When Klaus Thymann flew nearly 15,000 feet up into Indonesia’s remote highlands last November, he was racing to document ice that few people realize exists. Near the summit of Puncak Jaya, the country’s highest mountain, some of the world’s last tropical glaciers are rapidly disappearing.

“We stand now to lose these glaciers within a decade,” says Thymann, an explorer, photographer, and scientist who spent days creating a detailed 3D model of the remaining ice.

Few outsiders ever see the glaciers. The mountains sit in a rebel-held area in Central Papua Province, on the island of New Guinea, Indonesia’s easternmost territory. It’s so dangerous there that Indonesia has banned hiking to the peaks. The U.S. State Department warns Americans against travel to the region because of civil unrest (one of the suggestions, if someone takes the risk: Appoint a family member as a point of contact in case you’re taken hostage).
To reach the glaciers, Thymann had to wait for days for the conditions to be right for a helicopter to fly up the mountain. When he arrived, along with guides and armed guards, he saw one of the rare glaciers—not far from humid rainforests and beaches, but at an altitude so high that the area has historically stayed below freezing. Now, the ice is melting quickly because of climate change, an accelerated version of the process that’s happening to glaciers around the world.

Between 1980 and 2024, as the planet heated up, the glaciers in the area lost 97% of their ice cover. They once sprawled over an area about twice the size of Central Park. By 2024, the total area was smaller than Grand Central Station. Four out of the original six glaciers have disappeared. The last two are expected to disappear by 2030.

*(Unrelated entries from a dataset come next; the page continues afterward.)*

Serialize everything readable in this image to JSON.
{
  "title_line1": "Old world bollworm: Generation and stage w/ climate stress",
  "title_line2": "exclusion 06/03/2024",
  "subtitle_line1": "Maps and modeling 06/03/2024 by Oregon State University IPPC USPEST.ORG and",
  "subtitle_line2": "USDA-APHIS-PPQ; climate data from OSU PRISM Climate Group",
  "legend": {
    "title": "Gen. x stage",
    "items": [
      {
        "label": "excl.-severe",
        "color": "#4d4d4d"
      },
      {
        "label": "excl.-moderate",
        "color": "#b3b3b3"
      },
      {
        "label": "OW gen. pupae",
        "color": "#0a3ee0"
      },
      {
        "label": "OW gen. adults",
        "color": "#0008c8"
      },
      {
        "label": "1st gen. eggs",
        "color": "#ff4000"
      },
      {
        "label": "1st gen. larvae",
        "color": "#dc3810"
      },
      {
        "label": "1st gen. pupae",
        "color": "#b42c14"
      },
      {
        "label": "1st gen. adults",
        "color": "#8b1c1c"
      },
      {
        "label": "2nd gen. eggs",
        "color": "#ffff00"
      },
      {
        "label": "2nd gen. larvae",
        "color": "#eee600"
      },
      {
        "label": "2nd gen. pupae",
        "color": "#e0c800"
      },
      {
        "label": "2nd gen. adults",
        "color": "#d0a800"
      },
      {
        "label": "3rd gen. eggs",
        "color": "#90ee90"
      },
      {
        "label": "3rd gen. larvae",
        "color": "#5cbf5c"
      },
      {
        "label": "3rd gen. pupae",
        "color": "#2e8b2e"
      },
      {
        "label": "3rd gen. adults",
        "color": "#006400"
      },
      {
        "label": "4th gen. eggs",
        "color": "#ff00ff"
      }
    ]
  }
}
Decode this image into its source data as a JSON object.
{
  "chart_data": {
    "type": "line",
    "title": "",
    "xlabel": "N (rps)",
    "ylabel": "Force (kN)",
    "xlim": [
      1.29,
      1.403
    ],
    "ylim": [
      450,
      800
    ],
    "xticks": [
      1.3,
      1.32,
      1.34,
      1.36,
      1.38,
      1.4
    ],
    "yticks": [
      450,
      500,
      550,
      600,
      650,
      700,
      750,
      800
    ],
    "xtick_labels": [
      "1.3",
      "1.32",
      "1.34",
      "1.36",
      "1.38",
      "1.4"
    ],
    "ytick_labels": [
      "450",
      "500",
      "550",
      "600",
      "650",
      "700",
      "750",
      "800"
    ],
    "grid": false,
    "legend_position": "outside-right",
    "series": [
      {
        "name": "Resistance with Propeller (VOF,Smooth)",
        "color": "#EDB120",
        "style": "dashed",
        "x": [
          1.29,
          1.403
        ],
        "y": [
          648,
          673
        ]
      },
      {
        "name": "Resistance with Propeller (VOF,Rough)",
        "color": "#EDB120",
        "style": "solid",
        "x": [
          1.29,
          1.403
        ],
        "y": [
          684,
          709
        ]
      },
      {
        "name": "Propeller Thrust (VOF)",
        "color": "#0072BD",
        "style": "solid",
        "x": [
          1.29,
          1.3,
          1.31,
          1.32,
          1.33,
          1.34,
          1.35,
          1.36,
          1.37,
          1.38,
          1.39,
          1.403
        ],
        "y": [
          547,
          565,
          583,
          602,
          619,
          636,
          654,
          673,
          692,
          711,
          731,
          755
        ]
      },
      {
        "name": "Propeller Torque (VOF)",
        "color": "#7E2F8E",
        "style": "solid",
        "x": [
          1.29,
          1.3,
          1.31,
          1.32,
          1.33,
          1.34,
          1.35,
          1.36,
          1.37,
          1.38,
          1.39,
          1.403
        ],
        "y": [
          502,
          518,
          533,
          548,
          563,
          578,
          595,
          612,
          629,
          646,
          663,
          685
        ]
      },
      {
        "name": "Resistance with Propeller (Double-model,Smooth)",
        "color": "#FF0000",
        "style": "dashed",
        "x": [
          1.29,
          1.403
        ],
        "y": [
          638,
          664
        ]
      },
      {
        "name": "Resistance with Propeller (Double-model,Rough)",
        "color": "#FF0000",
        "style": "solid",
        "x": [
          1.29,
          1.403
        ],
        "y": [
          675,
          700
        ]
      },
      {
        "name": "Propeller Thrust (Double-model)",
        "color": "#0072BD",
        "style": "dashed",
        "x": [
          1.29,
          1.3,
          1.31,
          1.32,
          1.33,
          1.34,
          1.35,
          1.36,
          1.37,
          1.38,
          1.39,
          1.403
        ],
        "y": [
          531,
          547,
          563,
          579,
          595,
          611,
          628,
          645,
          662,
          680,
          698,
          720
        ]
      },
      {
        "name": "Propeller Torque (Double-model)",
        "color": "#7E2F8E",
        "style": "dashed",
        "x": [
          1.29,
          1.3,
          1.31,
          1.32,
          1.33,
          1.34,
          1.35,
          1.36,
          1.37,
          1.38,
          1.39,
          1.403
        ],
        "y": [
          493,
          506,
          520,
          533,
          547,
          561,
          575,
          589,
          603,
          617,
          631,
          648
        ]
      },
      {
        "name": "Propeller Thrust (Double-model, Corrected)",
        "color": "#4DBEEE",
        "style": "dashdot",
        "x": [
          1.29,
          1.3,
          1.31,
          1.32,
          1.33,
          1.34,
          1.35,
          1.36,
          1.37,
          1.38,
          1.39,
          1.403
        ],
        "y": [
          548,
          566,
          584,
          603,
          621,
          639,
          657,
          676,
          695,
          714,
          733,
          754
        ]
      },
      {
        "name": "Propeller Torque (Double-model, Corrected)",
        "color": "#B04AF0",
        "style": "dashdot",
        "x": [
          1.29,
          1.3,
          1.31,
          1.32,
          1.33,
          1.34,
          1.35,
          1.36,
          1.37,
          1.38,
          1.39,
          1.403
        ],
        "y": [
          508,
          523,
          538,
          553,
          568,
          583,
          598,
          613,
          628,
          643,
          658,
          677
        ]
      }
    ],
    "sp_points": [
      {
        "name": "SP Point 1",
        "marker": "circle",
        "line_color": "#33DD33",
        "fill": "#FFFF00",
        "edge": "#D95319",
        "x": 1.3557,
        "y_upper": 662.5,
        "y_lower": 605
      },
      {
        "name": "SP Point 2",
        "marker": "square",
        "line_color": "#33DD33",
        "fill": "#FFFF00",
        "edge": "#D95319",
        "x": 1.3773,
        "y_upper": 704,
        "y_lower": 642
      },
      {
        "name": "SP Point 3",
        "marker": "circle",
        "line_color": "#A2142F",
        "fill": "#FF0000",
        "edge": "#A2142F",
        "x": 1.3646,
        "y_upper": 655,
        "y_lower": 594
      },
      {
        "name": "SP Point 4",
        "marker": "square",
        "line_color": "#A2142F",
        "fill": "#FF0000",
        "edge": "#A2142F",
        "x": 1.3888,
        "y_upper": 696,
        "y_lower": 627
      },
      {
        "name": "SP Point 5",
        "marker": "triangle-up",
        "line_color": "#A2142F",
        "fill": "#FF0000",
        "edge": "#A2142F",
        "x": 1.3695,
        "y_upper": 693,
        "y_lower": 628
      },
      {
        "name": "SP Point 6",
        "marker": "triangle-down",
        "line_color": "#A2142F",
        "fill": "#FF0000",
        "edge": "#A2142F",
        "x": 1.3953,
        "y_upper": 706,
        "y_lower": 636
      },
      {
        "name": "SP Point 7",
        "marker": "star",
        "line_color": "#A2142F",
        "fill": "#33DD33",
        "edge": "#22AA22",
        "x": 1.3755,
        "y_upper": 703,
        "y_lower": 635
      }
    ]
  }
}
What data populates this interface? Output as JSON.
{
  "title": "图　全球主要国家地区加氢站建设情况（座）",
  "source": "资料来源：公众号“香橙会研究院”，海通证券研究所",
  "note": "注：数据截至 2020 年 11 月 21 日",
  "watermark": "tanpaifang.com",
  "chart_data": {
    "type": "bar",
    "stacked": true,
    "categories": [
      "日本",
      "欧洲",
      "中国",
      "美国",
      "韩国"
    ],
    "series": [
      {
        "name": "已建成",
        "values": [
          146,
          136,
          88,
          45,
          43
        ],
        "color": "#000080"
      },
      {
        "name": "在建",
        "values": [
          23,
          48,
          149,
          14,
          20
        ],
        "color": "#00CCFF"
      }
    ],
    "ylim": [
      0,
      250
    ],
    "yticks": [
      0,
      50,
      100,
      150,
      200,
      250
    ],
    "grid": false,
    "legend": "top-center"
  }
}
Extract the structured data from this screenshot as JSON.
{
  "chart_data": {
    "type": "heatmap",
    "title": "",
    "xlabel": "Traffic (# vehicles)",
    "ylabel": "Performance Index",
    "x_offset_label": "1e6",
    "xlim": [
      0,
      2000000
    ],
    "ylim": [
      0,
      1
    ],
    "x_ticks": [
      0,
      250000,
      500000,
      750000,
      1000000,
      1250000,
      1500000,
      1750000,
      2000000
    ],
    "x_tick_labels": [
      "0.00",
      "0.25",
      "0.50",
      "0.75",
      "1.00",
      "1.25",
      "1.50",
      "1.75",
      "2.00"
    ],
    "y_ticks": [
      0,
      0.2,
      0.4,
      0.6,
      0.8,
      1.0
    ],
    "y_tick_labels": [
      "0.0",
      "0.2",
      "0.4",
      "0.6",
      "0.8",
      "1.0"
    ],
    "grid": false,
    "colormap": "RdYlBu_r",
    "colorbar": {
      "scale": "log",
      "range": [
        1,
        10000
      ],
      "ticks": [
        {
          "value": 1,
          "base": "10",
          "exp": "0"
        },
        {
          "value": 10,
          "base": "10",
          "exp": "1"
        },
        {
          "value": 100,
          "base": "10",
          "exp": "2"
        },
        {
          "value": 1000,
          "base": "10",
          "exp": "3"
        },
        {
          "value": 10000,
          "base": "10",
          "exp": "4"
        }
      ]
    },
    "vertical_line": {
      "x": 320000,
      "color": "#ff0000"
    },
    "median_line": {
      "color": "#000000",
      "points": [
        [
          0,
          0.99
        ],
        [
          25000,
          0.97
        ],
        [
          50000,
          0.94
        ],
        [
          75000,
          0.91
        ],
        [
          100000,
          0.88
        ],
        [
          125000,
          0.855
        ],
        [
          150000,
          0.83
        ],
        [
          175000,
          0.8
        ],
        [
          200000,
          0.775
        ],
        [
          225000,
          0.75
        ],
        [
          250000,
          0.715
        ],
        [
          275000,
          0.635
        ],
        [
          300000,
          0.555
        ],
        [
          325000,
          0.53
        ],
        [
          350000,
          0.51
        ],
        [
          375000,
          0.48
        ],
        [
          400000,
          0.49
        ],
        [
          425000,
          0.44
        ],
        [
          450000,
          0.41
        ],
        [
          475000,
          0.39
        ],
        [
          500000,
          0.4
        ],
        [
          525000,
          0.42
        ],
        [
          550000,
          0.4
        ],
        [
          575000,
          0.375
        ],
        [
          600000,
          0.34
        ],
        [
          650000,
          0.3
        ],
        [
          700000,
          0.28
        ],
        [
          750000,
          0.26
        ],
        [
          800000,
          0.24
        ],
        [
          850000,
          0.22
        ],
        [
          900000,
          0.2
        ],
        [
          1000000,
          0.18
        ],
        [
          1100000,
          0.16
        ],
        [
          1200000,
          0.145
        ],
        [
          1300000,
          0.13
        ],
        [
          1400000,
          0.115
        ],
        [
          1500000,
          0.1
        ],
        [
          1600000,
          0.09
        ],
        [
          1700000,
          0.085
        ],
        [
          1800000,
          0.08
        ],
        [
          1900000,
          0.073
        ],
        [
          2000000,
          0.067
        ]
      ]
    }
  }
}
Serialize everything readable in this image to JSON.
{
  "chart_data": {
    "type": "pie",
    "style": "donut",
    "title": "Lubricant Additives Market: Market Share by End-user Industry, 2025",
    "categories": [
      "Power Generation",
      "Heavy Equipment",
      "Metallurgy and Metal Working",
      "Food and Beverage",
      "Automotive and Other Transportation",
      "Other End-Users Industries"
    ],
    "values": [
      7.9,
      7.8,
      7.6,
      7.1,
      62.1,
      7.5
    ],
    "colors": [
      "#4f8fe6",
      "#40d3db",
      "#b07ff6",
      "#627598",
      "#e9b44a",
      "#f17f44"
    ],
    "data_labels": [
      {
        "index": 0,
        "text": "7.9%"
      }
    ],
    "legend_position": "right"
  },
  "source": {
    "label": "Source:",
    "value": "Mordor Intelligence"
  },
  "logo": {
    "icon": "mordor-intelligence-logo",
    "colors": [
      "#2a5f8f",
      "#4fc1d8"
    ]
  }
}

Thymann used drones to photograph the mountain “from every conceivable angle,” he says, later using software to stitch together overlapping images to create a 3D model of the site and one of the glaciers, called the East Northwall Firn, which has split into three parts as it melts. Because of heavy cloud cover in the area—it rains 300 days a year—it’s difficult to accurately map the glacier using satellite images. Geolocation technology from a company called Trimble helped map the site in centimeter-level detail. Thymann, who has a nonprofit called Project Pressure that uses art, science, and activism to track environmental change, previously used a similar process to document other tropical ice in South America and East Africa.

The data from the Indonesian mountain is open source so scientists can use it to track the ecosystem as it changes. But it’s also a record of an important cultural site. “For locals, they’re called the ‘eternity’ glaciers,” says Thymann. “Now they’re becoming extinct. Maybe it’s a good thing for future generations to have a visual reference of what they look like.”